A situação fica ainda mais curiosa quando ciência e fé se misturam. E isso não é tão difícil, pois muitos textos bíblicos tratam do cotidiano das pessoas entre talvez 2000 a.C. e o final do séc. 1 d.C. O livro de Levítico proíbe o consumo de “animais imundos” como frutos do mar e porcos. Será que Deus estava raivoso quando criou esses seres? Ou podemos pensar que os 100 Km montanhosos que separam Jerusalém do mar demorassem um tempo para ser percorridos, o suficiente para transformar ouriços e ostras em algo com cheiro muito suspeito. Quanto aos porcos, são famosos transmissores de parasitas humanos. Não duvido que Deus inserisse algumas medidas “sanitárias” para proteger Seu povo das pestilências, como fez com respeito à lepra. E também não duvido que tais medidas possam ser uma fortuita obra humana, associadas a uma revelação divina¹. Seria hilário tentar viver, hoje, estritamente segundo as regras de 1400 a.C., data provável da compilação do Pentateuco segundo Moisés².

Mas a Ciência produz ferramentas para o conforto e para responder questões filosóficas.

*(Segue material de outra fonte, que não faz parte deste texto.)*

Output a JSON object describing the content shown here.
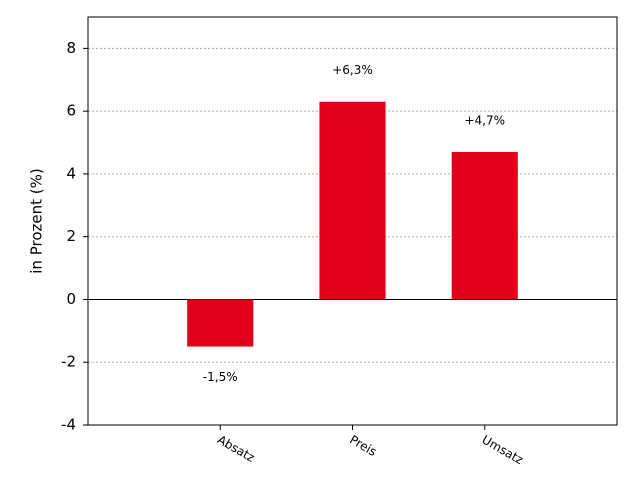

O uso de agricultura, ao mesmo tempo que proveu mais alimentos para as comunidades, colocou dúvidas sobre a participação divina nos frutos e cereais. Se o cereal não fosse plantado por homens, ele não nasceria! O texto de Levítico conclama ao Senhor todo cereal ou fruto que nasce sem ter sido plantado. Lá por volta de 1000 - 800 a.C. o autor de Eclesiastes também escrevia:

Assim como tu não sabes qual o caminho do vento, nem como se formam os ossos no ventre da mulher grávida, assim também não sabes as obras de Deus, que faz todas as coisas. (Eclesiastes 11.5)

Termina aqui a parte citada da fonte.